Pensei em razões práticas para te convencer a ler Joshua Ferris. Pensei em entretenimento com substância. Pensei que poderia dizer que Joshua fez um primeiro romance que foi eleito pelo New York Times como um dos melhores romances da década. Pensei até mesmo em autoajuda, algo do tipo você sairá dessa leitura alguém melhor, mais humano, mais íntegro, mais preparado para viver em sociedade e ter algo a dizer nos elevadores e entender a lógica do trabalho no mundo contemporâneo etecétera, etecétera, etecétera. Mas não posso enganá-lo dessa maneira. Não quando falo de literatura. Não quando falo de Joshua Ferris. Não quando falo de E nós chegamos ao fim.

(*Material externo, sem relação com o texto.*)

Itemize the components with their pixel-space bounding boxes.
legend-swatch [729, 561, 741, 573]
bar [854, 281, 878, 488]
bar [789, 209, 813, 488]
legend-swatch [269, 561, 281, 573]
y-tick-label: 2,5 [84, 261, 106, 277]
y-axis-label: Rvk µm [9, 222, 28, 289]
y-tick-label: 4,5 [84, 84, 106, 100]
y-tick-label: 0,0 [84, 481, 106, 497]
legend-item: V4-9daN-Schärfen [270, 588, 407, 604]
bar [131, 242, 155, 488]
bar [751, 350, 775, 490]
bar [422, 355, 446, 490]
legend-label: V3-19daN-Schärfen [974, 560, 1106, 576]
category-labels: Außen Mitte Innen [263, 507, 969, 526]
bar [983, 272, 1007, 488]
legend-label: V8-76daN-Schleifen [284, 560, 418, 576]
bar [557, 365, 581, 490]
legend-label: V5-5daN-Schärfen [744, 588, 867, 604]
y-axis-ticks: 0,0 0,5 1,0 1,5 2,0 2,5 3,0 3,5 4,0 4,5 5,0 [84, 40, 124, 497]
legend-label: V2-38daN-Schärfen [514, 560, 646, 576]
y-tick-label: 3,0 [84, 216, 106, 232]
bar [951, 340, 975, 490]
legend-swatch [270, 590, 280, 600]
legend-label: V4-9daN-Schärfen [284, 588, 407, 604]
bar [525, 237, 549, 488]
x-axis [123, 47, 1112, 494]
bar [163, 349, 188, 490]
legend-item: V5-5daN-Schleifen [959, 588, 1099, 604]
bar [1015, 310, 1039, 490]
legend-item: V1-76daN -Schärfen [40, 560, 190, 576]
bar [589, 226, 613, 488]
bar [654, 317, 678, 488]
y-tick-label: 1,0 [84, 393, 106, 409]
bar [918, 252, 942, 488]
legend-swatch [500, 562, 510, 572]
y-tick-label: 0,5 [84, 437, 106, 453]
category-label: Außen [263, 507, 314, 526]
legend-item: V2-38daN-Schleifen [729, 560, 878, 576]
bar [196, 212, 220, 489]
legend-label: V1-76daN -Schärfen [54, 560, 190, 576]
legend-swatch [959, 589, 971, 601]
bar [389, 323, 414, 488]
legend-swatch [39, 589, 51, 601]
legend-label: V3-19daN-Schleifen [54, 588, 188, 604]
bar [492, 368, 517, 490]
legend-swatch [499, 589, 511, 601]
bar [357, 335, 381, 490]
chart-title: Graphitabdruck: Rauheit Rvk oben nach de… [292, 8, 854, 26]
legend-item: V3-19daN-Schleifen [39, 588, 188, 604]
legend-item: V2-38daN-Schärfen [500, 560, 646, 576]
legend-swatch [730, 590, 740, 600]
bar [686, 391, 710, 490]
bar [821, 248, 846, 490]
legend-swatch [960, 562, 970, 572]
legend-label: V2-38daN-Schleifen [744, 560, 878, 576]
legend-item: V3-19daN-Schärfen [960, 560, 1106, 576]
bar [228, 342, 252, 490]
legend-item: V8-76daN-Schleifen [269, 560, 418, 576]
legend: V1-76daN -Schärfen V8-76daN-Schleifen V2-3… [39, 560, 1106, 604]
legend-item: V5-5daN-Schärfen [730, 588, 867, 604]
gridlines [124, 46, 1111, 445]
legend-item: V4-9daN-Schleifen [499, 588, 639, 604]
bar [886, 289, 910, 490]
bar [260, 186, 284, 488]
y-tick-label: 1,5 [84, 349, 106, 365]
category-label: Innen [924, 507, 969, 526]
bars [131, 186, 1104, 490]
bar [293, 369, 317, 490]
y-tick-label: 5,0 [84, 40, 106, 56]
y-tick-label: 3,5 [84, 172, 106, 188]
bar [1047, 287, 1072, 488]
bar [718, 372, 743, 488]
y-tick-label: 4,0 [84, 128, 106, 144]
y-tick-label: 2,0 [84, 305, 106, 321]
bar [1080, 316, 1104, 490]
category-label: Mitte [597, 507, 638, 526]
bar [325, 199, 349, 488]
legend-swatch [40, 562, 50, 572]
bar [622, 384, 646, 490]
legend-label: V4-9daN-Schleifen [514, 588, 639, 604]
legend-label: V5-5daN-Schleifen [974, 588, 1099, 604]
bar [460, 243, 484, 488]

Daí que eu pensei em silêncio (papai diz que é a melhor forma de pensar) que é fácil convencer alguém a ler alguma coisa mesmo que esse alguém não queira ler alguma coisa. Algo que eu costumo chamar de técnicas de aproximação de seu interlocutor por vias alternativas. Ela (a técnica) se baseia num princípio único e fundamental: escreva um trecho da obra e deixe que o próprio interlocutor julgue adequado para qualquer fim que julgar adequado.
Por isso transcrevo um fragmento do romance E nós chegamos ao fim e deixo que você decida se vale ou não a pena trocar as suas redes sociais por algumas horas numa agência de publicidade com sujeitos bem parecidos com os sujeitos que você divide um terço considerável da sua vida. Ou, usando as palavras de Hank Neary (o escritor negro da agência): O fato de passarmos a maior parte de nossas vidas no trabalho, isso sim me interessa.
Marilynn desapareceu momentaneamente para Carl. Naquele instante, Janine Gorjanc atravessava a rua a caminho do trabalho. Janine lhe pareceu perfeitamente maternal. Não era bonita nem feia. Riponga, mas não gorda. Com rosto inchado, mas com uma beleza jovial e escondida em algum lugar que poderia ter feito alguém ficar louco para convidá-la ao baile de formatura do ginásio. “Um filho”, pensou Carl, “não é o único resultado do parto. Nasce uma mãe também”. Você as vê todos os dias – mulheres desinteressantes com um volume no ventre, com uma ligeira papada. Eternamente com quarenta anos. A mãe de alguém, você pensa. Em algum lugar há uma criança que transformou essa mulher em mãe e, por causa do filho, ela alterou sua própria aparência para desempenhar melhor o papel. Como estava oculto dentro do carro, Carl podia olhar Janine sem o impulso de fugir, e era a primeira vez que ele a via há meses, talvez anos.
- Carl? – disse Marilynn. – Carl?!
- Marilynn, está vendo aquela mulher? Aquela lá, com a blusa amassada. Parece uma mãe, não é? – Marilynn seguiu o olhar dele.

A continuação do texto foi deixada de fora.